La Première guerre mondiale est une période de prospérité pour lumières. Ceux-ci vendent des papiers et plaques photographiques à l’état français qui seront utilisés pour les photos aériennes. De plus, les usines chimiques utilisées normalement pour la préparation des émulsions produiront de poudre et des armes pour l’armée française.
c) Le départ des frères.
Un employé du crédit lyonnais qui a visité l’entreprise en 1906 a dit des frères lumières « Les frères lumières sont des techniciens et chercheurs de valeur mais leur connaissances financières sont à peu près nulles. » En effet, bien que s’étant fortement investi dans le rêve de leur père, les frères n’étaient en effet pas particulièrement intéressés par l’industrie ou le commerce.
C’est ainsi qu’en 1920, Auguste et louis quittent la direction de l’entreprise pour se concentrer sur la recherche, la direction étant alors assurée par Henri Lumière. Cependant, la concurrence internationale (Pathé, Edison …) devient de plus en plus rude et pousse finalement Henri à réorienter une partie de l’activité de l’entreprise dans de nouveaux domaines industriels, notamment dans les domaines de la fibre textile.

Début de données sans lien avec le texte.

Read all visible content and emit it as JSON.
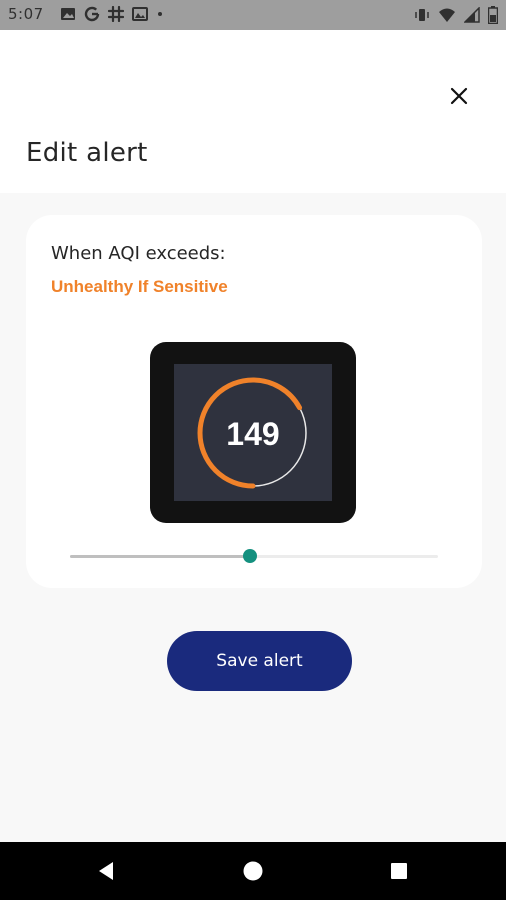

Le départ des frères s’accompagne d’une perte conséquente en termes de potentiel d’innovation (qui représentait l’atout majeur de l’entreprise), ceci s’ajoutant à la concurrence internationale et à la conjoncture économique et politique très peu favorable (krach boursier).

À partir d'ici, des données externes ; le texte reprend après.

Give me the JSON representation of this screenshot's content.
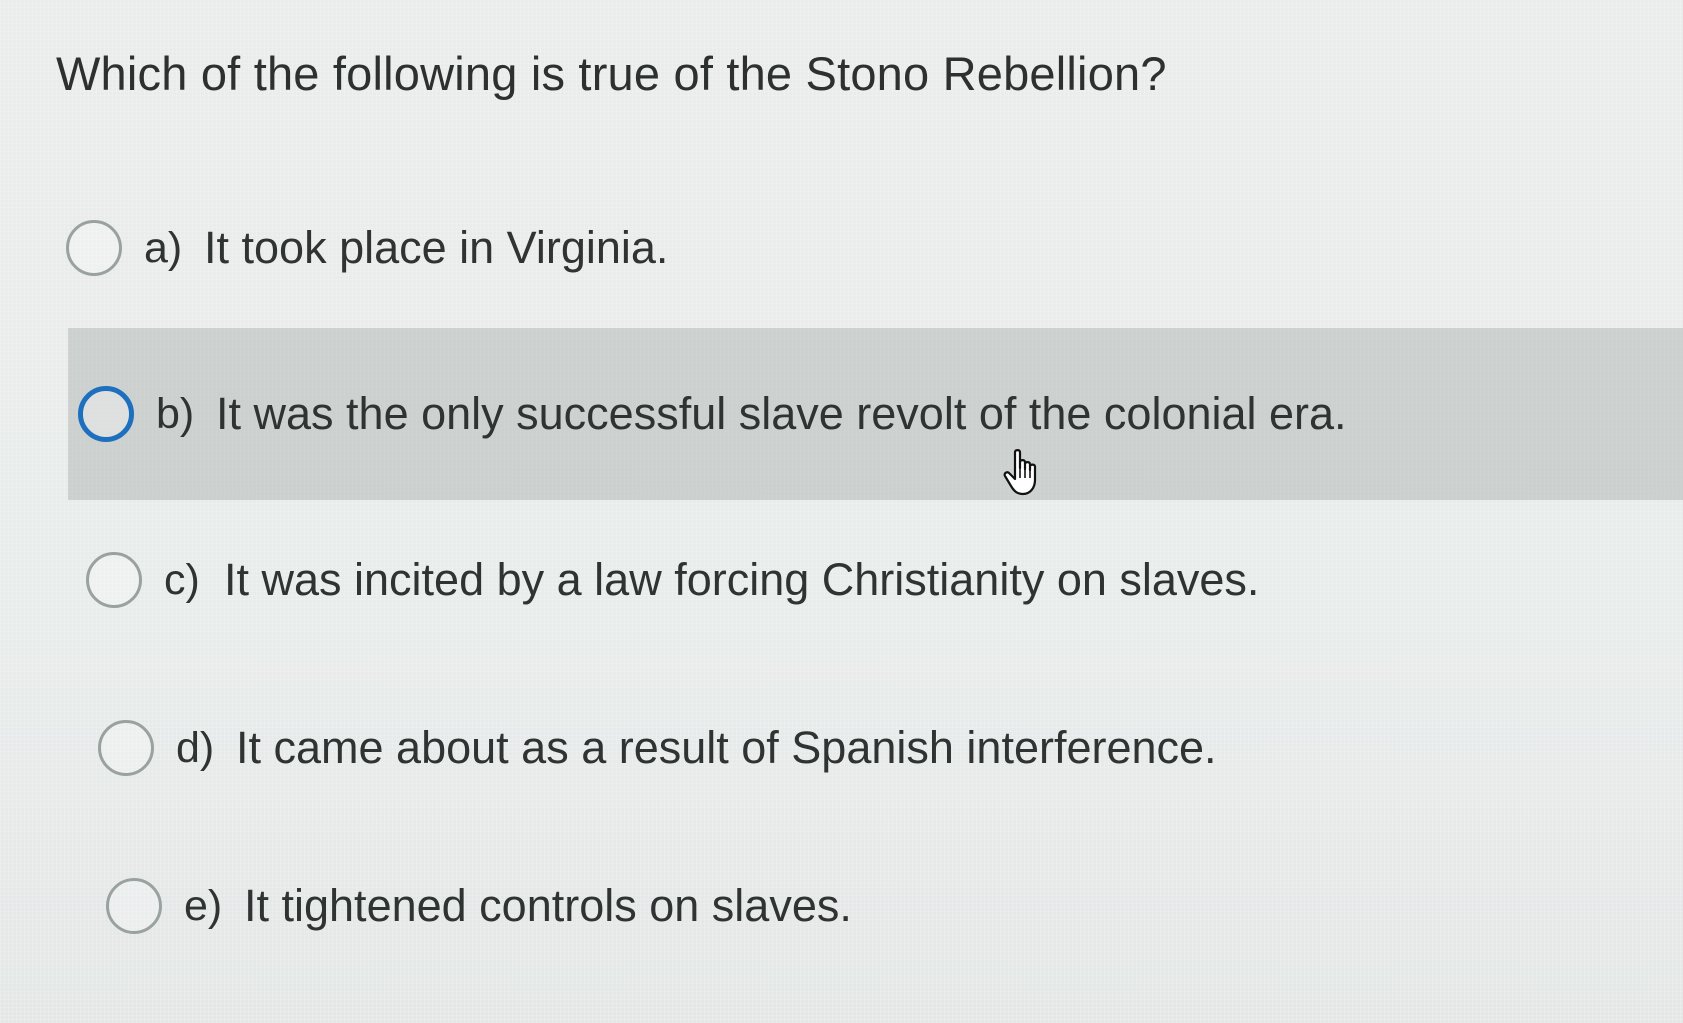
{
  "question": {
    "text": "Which of the following is true of the Stono Rebellion?"
  },
  "options": [
    {
      "letter": "a)",
      "text": "It took place in Virginia.",
      "hovered": false
    },
    {
      "letter": "b)",
      "text": "It was the only successful slave revolt of the colonial era.",
      "hovered": true
    },
    {
      "letter": "c)",
      "text": "It was incited by a law forcing Christianity on slaves.",
      "hovered": false
    },
    {
      "letter": "d)",
      "text": "It came about as a result of Spanish interference.",
      "hovered": false
    },
    {
      "letter": "e)",
      "text": "It tightened controls on slaves.",
      "hovered": false
    }
  ],
  "colors": {
    "background": "#eaeceb",
    "highlight": "#c4c9c7",
    "radio_focus": "#1f6fbf",
    "text": "#2f3433"
  },
  "icons": {
    "cursor": "hand-pointer-icon"
  }
}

Multipliant les partenariats, alliance avec CIBA (suisse) et Ilford (UK), la société lumière tend doucement mais irrémédiablement vers sa fin jusqu’à ce qu’en 1976, l’usine Lyon Monplaisir ferme. Bien que de nombreux pôles de production subsistent sous de nos jours sous le nom de la société Ilford France, il est légitime de considérer la fermeture de l’usine avec laquelle tout a commencé, comme la fin de l’empire Lumière.
Conclusion
Au final, on peut retenir de l’entreprise lumière sa formidable expansion à travers le monde et les innovations majeures qu’elle a pu apporter aux domaines dans lesquels elle a choisi d’investir (chimie, cinéma, photographie, médecine, acoustique …). Cependant, elle est aussi l’empreinte de la difficile adaptation de découvertes purement scientifiques à une application industrielle (production de masse, commercialisation….). De ses débuts héroïques à sa fin silencieuse, c’est avant tout par les frères lumières, leur investissement dans ce projet et leur ingéniosité, qu’a vécu l’entreprise et bien que disparue, l’héritage culturel majeur qu’elle laisse et son évolution hors du commun en ont fait l’un des complexes industriels majeur du XX° dans la culture populaire.